When choosing an AI ETF, it is important to consider the fund's holdings, expense ratio, dividend yield, and past performance. Additionally, diversification is key as the AI market is still in the early stages of development.
Money Market Funds: Where Your Money Is Invested
You may want to see also
Frequently asked questions
Some mutual funds that invest in artificial intelligence include the Global X Robotics & Artificial Intelligence ETF, the ROBO Global Robotics and Automation Index ETF, the iShares Robotics and Artificial Intelligence ETF, and the First Trust Nasdaq Artificial Intelligence & Robotics ETF.

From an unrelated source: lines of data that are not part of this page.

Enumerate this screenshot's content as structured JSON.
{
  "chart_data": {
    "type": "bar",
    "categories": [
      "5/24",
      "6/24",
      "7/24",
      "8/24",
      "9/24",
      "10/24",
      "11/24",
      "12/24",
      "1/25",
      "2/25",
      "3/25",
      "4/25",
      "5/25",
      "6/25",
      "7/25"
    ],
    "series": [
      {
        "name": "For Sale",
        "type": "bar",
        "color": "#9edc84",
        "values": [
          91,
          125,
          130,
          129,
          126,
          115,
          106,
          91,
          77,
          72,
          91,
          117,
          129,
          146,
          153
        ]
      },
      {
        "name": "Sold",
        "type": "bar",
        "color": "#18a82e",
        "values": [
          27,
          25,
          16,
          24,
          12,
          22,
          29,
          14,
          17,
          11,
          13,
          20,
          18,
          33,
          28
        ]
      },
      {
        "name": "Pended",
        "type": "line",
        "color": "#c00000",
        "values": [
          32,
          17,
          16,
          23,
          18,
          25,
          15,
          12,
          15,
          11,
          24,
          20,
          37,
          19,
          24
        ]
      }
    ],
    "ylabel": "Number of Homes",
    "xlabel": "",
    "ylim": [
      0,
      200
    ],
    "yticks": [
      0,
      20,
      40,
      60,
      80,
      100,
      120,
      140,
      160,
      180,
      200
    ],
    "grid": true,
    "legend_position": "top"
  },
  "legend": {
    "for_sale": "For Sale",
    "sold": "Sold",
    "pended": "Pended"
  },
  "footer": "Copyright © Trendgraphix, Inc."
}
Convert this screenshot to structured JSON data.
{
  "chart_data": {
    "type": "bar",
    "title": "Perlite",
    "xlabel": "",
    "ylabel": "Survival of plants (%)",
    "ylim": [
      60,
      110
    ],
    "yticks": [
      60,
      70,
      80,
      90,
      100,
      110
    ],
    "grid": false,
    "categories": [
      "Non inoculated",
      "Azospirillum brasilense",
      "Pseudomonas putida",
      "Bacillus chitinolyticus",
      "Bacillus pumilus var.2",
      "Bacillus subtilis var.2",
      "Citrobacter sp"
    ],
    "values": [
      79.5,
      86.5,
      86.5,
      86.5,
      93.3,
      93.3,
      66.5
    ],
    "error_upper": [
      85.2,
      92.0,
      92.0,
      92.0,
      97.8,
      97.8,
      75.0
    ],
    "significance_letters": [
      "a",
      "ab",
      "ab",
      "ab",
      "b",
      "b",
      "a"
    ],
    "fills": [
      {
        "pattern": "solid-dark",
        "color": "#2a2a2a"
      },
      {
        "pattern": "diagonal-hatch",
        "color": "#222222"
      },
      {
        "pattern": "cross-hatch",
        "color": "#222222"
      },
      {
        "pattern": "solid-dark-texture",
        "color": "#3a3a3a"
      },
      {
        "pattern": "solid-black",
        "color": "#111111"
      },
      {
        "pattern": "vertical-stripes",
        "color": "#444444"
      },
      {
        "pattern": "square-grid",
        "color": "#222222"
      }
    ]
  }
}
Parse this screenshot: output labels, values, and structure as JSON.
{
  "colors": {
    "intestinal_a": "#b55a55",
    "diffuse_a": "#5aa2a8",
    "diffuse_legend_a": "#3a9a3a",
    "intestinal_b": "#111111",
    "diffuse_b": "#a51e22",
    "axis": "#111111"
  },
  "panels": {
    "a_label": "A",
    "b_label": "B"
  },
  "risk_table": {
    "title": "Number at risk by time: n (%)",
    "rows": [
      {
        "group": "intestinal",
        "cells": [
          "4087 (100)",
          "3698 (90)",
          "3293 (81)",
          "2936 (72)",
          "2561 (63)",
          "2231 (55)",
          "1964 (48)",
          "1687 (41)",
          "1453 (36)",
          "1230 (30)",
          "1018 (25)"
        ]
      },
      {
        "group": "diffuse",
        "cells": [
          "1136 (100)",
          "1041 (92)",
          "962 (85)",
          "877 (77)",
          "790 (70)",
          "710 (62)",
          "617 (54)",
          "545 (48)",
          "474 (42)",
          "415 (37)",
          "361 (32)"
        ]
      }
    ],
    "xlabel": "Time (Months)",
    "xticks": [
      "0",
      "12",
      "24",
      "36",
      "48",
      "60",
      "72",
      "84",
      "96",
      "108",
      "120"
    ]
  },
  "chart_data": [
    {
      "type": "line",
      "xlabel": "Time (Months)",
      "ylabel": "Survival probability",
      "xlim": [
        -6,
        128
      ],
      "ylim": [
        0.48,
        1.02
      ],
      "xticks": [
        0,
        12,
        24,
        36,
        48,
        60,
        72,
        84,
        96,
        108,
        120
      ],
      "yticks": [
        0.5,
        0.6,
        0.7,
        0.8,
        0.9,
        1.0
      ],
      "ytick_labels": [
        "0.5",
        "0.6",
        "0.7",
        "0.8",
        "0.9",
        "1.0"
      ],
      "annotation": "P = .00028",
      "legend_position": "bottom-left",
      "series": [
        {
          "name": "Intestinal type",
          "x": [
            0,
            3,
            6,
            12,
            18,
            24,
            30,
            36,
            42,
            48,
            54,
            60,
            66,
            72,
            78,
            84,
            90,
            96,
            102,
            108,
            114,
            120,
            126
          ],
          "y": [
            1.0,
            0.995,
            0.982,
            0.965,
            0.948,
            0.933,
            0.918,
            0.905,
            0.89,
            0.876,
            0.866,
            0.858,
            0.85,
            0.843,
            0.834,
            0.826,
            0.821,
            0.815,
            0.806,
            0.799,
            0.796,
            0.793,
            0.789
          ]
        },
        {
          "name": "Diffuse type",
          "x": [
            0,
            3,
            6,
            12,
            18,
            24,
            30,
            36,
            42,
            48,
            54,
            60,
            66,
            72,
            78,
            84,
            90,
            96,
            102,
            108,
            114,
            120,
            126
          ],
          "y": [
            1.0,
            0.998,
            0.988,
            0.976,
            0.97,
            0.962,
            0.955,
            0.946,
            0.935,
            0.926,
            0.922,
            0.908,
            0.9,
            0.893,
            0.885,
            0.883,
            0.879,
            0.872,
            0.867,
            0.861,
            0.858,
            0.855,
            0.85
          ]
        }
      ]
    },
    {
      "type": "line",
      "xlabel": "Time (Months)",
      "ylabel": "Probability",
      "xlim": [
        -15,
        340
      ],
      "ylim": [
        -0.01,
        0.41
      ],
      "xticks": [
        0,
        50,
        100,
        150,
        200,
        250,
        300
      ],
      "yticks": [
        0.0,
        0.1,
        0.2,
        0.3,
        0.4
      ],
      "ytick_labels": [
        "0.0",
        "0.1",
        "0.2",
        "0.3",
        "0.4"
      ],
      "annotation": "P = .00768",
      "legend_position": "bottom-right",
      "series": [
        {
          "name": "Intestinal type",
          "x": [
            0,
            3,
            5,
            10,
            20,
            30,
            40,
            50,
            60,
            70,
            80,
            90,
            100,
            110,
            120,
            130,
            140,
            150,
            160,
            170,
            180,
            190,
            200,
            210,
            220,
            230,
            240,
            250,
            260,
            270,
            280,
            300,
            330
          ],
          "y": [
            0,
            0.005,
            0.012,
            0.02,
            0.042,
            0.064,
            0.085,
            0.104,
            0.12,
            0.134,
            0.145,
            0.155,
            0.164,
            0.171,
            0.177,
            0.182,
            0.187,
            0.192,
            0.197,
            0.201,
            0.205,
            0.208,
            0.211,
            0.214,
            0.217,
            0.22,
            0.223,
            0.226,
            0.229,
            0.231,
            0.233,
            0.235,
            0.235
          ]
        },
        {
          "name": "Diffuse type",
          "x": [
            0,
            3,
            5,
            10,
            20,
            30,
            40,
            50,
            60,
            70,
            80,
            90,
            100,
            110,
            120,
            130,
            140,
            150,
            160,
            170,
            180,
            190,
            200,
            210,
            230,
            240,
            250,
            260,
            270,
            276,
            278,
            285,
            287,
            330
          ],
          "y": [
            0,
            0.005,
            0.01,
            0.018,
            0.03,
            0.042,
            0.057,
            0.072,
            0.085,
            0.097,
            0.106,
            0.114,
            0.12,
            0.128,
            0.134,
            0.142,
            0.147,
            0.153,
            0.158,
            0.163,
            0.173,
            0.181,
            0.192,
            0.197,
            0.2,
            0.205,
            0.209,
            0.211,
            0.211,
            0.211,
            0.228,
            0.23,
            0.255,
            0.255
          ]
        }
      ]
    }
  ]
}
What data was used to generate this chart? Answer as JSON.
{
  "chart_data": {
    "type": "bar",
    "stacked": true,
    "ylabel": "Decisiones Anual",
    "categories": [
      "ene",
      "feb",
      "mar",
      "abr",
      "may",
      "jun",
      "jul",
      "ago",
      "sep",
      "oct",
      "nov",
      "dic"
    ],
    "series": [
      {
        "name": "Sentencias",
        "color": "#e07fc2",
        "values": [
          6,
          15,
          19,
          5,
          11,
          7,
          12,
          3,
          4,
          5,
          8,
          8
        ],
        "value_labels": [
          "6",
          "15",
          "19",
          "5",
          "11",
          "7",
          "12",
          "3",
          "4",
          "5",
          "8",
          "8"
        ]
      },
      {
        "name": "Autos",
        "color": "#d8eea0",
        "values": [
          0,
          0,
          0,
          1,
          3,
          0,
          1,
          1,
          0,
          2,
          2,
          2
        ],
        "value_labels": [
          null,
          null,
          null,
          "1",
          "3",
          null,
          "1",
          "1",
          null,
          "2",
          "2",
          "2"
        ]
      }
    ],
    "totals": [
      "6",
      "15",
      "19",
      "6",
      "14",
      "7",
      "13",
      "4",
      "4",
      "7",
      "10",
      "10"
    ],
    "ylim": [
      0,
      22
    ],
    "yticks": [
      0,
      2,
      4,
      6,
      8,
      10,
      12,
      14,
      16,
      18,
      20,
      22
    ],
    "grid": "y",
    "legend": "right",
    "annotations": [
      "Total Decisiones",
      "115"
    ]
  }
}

Investing in mutual funds that focus on artificial intelligence can provide exposure to a broad range of AI companies, allowing investors to capture the growth of the sector without needing to pick individual stocks. It also offers diversification, which can help reduce the risk of an individual stock underperforming.
When choosing a mutual fund for investing in artificial intelligence, it is important to consider the fund's expense ratio, dividend yield, and past performance. It is also crucial to assess the types of companies the fund invests in and ensure they align with your investment goals and risk tolerance.
Investing in mutual funds that focus on artificial intelligence carries similar risks to investing in any other sector. There is the risk of losing your principal investment due to market shifts or the performance of individual companies. Additionally, the AI industry is subject to regulatory scrutiny and rapid technological changes, which can impact the operations and success of AI companies.
To get started, you will need to open an investment account, such as a brokerage account or an individual retirement account (IRA). You can then research and compare different mutual funds that invest in artificial intelligence based on their holdings, performance, fees, and other factors to determine which one aligns with your investment goals and risk tolerance.